The Phase 17 pure-integer qbridge (cpp/qbridge.hpp) is the missing piece: it converts between the two precision tiers without <cmath>, <type_traits>, or float, using only the same Q0.31 (multiplier, shift) primitive that Requantizer already uses.

The conversion params are built host-side once, at calibration time, by buildAffineToQValueIntParams<QV> and buildQValueToAffineIntParams<QV> (both gated on TINYMIND_ENABLE_FLOAT && TINYMIND_ENABLE_STD). The resulting integer triples ship to the target alongside the rest of the quantized model; the target runs affineToQValueInt / qValueToAffineInt pure-integer.

Build & run modes

cd examples/mixed_precision_mlp_int8_qformat
make            # build
make run        # parity report vs float reference
make bench      # CSV cycle/byte report
make golden     # int8 byte stream for the bundled deterministic test set

make run reports the max-abs error of the int8 logits vs the float reference; on the bundled synthetic dataset it lands around 0.005 (well below the 60 %-of-output-range tolerance the exemplar sets).

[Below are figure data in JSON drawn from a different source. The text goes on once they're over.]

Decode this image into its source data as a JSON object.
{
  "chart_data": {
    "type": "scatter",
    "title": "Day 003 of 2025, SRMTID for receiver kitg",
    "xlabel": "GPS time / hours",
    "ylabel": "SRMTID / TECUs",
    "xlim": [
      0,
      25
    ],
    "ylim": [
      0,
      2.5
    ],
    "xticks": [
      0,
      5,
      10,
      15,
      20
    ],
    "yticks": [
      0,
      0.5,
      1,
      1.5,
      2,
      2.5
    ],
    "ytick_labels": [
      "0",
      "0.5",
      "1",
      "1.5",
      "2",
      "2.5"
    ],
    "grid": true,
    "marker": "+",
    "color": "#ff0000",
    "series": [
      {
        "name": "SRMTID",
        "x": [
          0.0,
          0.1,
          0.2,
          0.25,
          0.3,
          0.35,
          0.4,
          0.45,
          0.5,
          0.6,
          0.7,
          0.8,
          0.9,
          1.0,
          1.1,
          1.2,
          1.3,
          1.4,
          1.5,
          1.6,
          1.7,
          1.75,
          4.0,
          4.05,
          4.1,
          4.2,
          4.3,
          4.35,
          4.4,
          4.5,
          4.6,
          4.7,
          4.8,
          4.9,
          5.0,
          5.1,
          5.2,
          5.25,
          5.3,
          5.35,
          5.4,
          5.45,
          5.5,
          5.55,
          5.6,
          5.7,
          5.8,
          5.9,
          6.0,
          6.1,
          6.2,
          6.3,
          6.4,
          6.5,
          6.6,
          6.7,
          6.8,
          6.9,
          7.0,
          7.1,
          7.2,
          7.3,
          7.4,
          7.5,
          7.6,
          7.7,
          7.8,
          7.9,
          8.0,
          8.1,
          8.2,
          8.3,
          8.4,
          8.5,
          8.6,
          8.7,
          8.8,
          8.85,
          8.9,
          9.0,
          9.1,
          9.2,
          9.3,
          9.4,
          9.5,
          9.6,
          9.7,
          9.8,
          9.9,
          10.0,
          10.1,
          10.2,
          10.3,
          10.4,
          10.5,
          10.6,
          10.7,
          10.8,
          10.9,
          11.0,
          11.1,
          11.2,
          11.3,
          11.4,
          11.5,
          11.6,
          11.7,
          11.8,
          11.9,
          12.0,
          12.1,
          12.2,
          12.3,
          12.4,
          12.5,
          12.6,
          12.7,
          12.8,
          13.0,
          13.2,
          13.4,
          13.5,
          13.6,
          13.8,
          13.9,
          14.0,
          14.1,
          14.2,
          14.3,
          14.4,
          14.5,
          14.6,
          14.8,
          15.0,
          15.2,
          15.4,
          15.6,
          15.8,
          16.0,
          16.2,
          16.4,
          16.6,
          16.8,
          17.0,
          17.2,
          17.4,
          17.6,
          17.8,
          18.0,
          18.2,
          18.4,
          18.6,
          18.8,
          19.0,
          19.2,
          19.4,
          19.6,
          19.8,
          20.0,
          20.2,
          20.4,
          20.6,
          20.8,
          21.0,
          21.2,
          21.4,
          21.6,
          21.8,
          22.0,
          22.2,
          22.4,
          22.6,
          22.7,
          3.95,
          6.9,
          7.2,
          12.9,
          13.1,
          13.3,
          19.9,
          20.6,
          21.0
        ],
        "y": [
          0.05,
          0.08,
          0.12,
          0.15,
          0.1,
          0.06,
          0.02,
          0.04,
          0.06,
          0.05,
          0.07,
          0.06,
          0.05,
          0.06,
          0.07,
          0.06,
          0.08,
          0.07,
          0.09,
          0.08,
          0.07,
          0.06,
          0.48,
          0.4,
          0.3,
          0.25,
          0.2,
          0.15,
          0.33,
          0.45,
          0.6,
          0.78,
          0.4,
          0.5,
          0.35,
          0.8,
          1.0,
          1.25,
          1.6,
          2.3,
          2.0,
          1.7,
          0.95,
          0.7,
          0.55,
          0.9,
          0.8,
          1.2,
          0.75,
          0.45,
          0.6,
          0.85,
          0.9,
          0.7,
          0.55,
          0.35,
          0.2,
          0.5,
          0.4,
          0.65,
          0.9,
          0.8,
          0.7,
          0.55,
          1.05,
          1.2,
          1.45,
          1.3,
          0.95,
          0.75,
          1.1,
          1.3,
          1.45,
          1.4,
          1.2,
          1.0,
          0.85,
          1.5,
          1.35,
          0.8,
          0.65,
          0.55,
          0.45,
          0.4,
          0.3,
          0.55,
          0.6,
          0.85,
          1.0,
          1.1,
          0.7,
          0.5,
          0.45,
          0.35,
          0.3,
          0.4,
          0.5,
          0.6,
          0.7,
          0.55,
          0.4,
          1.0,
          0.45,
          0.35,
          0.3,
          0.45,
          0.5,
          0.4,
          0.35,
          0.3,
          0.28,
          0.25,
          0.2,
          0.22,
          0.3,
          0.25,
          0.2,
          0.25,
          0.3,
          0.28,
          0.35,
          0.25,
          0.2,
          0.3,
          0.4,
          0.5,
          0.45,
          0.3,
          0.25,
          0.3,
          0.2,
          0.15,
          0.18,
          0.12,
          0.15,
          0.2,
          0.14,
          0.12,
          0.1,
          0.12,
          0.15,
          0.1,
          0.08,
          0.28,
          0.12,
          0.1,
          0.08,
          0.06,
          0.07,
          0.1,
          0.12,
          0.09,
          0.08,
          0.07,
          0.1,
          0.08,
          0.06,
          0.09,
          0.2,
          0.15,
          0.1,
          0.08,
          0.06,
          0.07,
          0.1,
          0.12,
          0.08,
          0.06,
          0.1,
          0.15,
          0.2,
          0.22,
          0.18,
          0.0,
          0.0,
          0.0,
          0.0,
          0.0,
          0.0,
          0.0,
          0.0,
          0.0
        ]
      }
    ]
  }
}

Importing from PyTorch / TensorFlow

apps/import_pytorch/tinymind_import.py carries a QFormatDense descriptor and a HybridBoundary declaration that emit the same weights.hpp shape this exemplar uses. The boundaries list captures each precision-tier transition; the emitter writes the precomputed (multiplier, shift, zero_point) triples directly into the header so the deployable shape needs no host-side helper call at startup.

TensorFlow models reach the same emitter via tf2onnx plus the QDQ importer in apps/import_onnx/ — see apps/import_onnx/README.md for the recipe.